La poursuite de ce nouveau remède, pour stimuler un esprit engourdi, le conduisit à un établissement tenu par le professeur de gymnastique qui avait l’honneur de l’entraîner quand il devait prendre part aux luttes athlétiques du sport.
– Un cabinet particulier et les haltères ! s’écria Geoffrey. Les plus lourds que vous ayez !
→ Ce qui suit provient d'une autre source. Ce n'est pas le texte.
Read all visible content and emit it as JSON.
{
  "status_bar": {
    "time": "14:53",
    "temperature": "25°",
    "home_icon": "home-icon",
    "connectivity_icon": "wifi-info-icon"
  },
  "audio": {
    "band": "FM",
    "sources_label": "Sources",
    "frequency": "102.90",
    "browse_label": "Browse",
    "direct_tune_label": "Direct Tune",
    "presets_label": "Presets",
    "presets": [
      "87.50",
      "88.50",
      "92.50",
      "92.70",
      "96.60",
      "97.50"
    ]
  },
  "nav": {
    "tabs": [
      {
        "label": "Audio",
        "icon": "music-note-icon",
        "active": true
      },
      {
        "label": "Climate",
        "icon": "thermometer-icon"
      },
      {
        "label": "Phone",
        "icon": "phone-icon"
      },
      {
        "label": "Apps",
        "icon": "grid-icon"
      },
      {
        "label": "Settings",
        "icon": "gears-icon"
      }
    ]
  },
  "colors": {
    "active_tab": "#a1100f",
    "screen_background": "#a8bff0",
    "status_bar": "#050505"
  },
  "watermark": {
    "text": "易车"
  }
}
Il dépouilla de ses vêtements la partie supérieure de son corps et se mit à l’œuvre, tenant deux énormes poids dans chaque main, les levant, les abaissant, les dirigeant en arrière et en avant, avec toutes les variétés de mouvements qu’il était possible d’exécuter, jusqu’au moment où ses muscles magnifiques semblèrent prêts à percer sa peau délicate.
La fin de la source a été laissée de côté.